В заключение И. М. Сеченов останавливается на пробелах в его исследовании:
1) В книге «разбирается только внешняя сторона психических рефлексов, так сказать, одни пути их; о сущности самого процесса нет и помина» [1953, с. 114–115].
2) Принимая за исходную точку исследования явления чистого рефлекса, автор учитывает гипотетичность многих высказанных положений, не имеющих прямых доказательств в отношении человека, а полученных при изучении безусловных рефлексов у лягушек . «В исследовании не упомянуто об индивидуальных особенностях нервных аппаратов у ребенка по рождении его на свет» [1953, с. 115].

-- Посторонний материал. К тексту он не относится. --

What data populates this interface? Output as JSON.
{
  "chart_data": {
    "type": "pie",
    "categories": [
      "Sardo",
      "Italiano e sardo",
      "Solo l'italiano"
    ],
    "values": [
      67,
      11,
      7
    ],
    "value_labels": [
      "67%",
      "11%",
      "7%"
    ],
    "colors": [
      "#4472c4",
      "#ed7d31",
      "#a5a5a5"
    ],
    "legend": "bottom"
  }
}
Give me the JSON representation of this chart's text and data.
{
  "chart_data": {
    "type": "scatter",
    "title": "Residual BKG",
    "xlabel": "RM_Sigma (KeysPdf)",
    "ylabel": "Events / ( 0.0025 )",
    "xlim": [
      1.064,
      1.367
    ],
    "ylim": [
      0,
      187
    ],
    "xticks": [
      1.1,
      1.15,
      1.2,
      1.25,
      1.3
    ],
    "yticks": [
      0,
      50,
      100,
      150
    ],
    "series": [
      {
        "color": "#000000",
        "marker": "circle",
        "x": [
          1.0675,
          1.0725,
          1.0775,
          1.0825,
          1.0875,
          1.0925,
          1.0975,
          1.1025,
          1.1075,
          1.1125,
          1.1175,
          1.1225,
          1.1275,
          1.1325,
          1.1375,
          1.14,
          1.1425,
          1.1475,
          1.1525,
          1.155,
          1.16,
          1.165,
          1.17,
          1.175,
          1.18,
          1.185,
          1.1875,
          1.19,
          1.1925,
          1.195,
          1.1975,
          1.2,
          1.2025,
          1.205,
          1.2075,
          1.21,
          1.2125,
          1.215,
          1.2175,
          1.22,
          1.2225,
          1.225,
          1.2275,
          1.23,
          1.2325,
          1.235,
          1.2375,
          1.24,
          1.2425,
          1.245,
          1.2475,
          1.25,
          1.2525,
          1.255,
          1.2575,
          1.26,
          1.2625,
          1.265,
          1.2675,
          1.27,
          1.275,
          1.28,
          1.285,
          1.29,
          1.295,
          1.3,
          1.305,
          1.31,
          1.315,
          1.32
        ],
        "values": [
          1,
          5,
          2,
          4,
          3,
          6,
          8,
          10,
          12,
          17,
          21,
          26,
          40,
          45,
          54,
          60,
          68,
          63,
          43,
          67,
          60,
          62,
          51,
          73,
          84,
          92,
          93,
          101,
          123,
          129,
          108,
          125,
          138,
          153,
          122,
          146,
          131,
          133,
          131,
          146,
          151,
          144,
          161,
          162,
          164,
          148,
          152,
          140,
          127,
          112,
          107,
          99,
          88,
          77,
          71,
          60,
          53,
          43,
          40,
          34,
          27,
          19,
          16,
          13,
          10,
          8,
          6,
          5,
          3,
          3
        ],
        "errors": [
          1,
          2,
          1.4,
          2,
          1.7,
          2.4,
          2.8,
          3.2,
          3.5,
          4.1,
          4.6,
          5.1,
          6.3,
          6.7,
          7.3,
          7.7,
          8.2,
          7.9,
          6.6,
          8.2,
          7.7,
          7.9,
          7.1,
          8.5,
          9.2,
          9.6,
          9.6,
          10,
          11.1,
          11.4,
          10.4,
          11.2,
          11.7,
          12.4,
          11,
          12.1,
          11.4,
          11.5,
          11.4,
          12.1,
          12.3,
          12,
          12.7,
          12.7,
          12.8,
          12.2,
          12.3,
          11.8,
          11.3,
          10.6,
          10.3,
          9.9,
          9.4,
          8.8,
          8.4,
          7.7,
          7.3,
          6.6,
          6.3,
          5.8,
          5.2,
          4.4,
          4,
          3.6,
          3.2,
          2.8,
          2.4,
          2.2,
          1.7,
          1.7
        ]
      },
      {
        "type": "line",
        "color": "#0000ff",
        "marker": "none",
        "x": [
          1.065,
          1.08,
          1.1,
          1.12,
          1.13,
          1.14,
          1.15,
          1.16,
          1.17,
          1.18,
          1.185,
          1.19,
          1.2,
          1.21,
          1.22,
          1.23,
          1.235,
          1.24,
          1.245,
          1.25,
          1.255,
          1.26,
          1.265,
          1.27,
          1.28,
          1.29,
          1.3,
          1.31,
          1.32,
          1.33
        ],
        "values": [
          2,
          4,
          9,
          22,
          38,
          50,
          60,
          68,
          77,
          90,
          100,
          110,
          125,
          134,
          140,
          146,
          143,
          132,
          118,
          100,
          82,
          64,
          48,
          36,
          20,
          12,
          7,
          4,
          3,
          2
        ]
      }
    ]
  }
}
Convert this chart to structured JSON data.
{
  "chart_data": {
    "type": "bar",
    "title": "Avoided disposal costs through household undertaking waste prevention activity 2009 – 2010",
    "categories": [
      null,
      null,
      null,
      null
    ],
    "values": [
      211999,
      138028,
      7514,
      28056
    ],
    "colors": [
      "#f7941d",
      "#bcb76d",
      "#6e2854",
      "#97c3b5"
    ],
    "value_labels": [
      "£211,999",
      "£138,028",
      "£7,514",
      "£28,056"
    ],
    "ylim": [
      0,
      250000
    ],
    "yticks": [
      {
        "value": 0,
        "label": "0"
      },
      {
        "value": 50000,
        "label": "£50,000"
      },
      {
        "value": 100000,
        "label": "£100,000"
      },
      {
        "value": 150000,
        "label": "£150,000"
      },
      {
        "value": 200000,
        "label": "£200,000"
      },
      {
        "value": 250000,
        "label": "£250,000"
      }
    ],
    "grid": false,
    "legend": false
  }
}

3) Автор сознается, что строил эти гипотезы, «не будучи почти совсем знаком с психологической литературой». Его целью было лишь показать приложимость физиологических знаний к явлениям психической жизни. Против этого возражать не приходится. Важно только при этом не делать слишком широких обобщений.
Как же воспринимать написанное в «Рефлексах…» И. М. Сеченовым? По моему, он сам дал ответ на этот вопрос: «Но что же тогда все ваше учение? – спросят меня. – Чистейшая гипотеза, в смысле обособления у человека трех механизмов, управляющих явлениями сознательной и бессознательной психической жизни (чисто отражательного аппарата, механизма задерживающего и усиливающего рефлекса)… Моя главная задача заключается в том, чтобы доказать, что все акты сознательной и бессознательной жизни, по способу происхождения, суть рефлексы. Объяснения же, почему концы этих рефлексов в одних случаях ослаблены до нуля, в других, напротив, усилены, представляют вопросы уже второстепенной важности» [1953, с. 115; выделено мною. – Е. И.]. Но поскольку в рефлексах их эффекторная часть должна возникать обязательным образом и строго определенного характера, Сеченов пишет: «Отсюда же роковым образом следует, что при одних и тех же внутренних и внешних условиях человека деятельность его должна быть одна и та же» [1953, с. 114]. Но бывает ли так, чтобы и внешние, и внутренние условия были всегда одинаковые? Формула Н. А. Бернштейна «Повторение без повторения» дает на этот вопрос отрицательный ответ. Кроме того, являются ли все так называемые «рефлексы с задержанным концом» или лишенные афферентного начала действительно рефлексами в их классическом понимании?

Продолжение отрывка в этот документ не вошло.